What is the value of: $$\sum_{k=1}^{n} {\left(\left(-1\right)^{n-k}{n+1 \choose k+1}\left(\frac{\sqrt5}{1+\sqrt5}\left(3+\sqrt5\right)^k-\frac{\sqrt5}{1-\sqrt5}\left(3-\sqrt5\right)^k-\frac{5}{2}\right)\right)}?$$ I am stuck because of the binomial coefficient there, because without it the sum would just be a bunch of geometric series.

Answer 1

$\sum_{k=1}^{n} {\left(\left(-1\right)^{n-k}{n+1 \choose k+1}\left(\frac{\sqrt5}{1+\sqrt5}\left(3+\sqrt5\right)^k-\frac{\sqrt5}{1-\sqrt5}\left(3-\sqrt5\right)^k-\frac{5}{2}\right)\right)}? $

Here's a start. I'm feeling too tired right now to do more.

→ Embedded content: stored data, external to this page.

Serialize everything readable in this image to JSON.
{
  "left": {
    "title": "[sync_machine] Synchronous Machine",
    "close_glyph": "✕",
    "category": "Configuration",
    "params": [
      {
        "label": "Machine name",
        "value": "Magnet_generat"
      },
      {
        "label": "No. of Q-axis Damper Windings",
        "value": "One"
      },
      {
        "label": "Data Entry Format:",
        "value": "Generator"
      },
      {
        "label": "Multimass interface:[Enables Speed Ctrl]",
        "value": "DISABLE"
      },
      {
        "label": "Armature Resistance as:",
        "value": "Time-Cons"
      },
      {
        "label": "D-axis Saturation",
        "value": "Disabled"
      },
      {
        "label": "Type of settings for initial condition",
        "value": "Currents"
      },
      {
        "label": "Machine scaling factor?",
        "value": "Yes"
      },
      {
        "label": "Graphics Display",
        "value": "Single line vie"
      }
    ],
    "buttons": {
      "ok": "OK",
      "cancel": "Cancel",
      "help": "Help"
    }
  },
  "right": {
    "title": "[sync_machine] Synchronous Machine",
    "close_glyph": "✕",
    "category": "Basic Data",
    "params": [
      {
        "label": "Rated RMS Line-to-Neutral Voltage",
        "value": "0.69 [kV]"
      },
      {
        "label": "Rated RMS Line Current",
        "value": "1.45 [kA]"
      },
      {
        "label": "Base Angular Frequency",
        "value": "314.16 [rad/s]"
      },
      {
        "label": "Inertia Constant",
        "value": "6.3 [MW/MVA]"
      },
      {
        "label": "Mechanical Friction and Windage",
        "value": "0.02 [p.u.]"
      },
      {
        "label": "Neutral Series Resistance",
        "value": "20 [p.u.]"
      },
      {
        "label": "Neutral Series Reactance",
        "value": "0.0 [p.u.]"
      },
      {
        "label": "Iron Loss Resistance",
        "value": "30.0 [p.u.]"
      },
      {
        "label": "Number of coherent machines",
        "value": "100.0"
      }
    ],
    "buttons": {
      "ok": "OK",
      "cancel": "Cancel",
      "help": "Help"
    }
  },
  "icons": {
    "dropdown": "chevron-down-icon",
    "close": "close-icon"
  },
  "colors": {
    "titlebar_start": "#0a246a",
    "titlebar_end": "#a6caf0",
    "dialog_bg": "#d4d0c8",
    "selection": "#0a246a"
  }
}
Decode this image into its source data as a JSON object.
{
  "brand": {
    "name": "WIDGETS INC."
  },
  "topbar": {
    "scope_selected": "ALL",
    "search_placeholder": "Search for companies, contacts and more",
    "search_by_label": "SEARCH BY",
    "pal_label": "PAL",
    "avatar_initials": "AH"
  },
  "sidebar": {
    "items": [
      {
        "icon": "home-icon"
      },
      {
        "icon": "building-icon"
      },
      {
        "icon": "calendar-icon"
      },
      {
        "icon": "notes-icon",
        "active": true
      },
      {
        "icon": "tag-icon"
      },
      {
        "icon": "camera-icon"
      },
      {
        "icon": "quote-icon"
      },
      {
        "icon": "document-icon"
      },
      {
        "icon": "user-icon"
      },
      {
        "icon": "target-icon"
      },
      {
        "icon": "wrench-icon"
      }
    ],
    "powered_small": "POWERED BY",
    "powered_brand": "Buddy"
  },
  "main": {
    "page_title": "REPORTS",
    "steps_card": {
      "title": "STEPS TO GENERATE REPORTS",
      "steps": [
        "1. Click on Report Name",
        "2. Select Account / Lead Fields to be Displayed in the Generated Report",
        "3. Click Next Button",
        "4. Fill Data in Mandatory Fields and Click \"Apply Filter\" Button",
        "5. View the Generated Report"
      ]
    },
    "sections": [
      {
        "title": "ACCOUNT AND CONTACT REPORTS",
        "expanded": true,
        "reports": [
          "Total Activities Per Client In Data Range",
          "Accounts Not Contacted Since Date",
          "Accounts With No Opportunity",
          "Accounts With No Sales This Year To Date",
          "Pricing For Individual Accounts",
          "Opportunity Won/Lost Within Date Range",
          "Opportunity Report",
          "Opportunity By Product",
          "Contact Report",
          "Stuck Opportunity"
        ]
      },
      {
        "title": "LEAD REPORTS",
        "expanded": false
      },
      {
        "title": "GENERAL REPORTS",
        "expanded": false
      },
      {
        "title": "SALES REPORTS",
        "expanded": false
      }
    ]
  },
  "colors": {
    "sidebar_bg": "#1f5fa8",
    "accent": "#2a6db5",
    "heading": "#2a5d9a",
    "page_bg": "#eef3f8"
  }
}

$\begin{array}\\ \sum_{k=1}^{n} {n+1 \choose k+1} x^k &=\sum_{k=2}^{n+1} {n+1 \choose k} x^{k-1}\\ &=\frac1{x}\sum_{k=2}^{n+1} {n+1 \choose k} x^{k}\\ &=\frac1{x}\left(-1-(n+1)x+\sum_{k=0}^{n+1} {n+1 \choose k} x^{k}\right)\\ &=\frac1{x}\left((1+x)^{n+1}-1-(n+1)x\right)\\ \end{array} $

Note that $(3-\sqrt{5})(3+\sqrt{5}) =4 $.

If $x = -(3+\sqrt{5})$,

$\begin{array}\\ \sum_{k=1}^{n} {n+1 \choose k+1}(-1)^k (3+\sqrt{5})^k &=\frac1{-(3+\sqrt{5})}\left((1-(3+\sqrt{5}))^{n+1}-1+(n+1)(3+\sqrt{5})\right)\\ &=\frac{-(3-\sqrt{5})}{4}\left((-1)^{n+1}(2+\sqrt{5})^{n+1}-1+(n+1)(3+\sqrt{5})\right)\\ \end{array} $

That's all.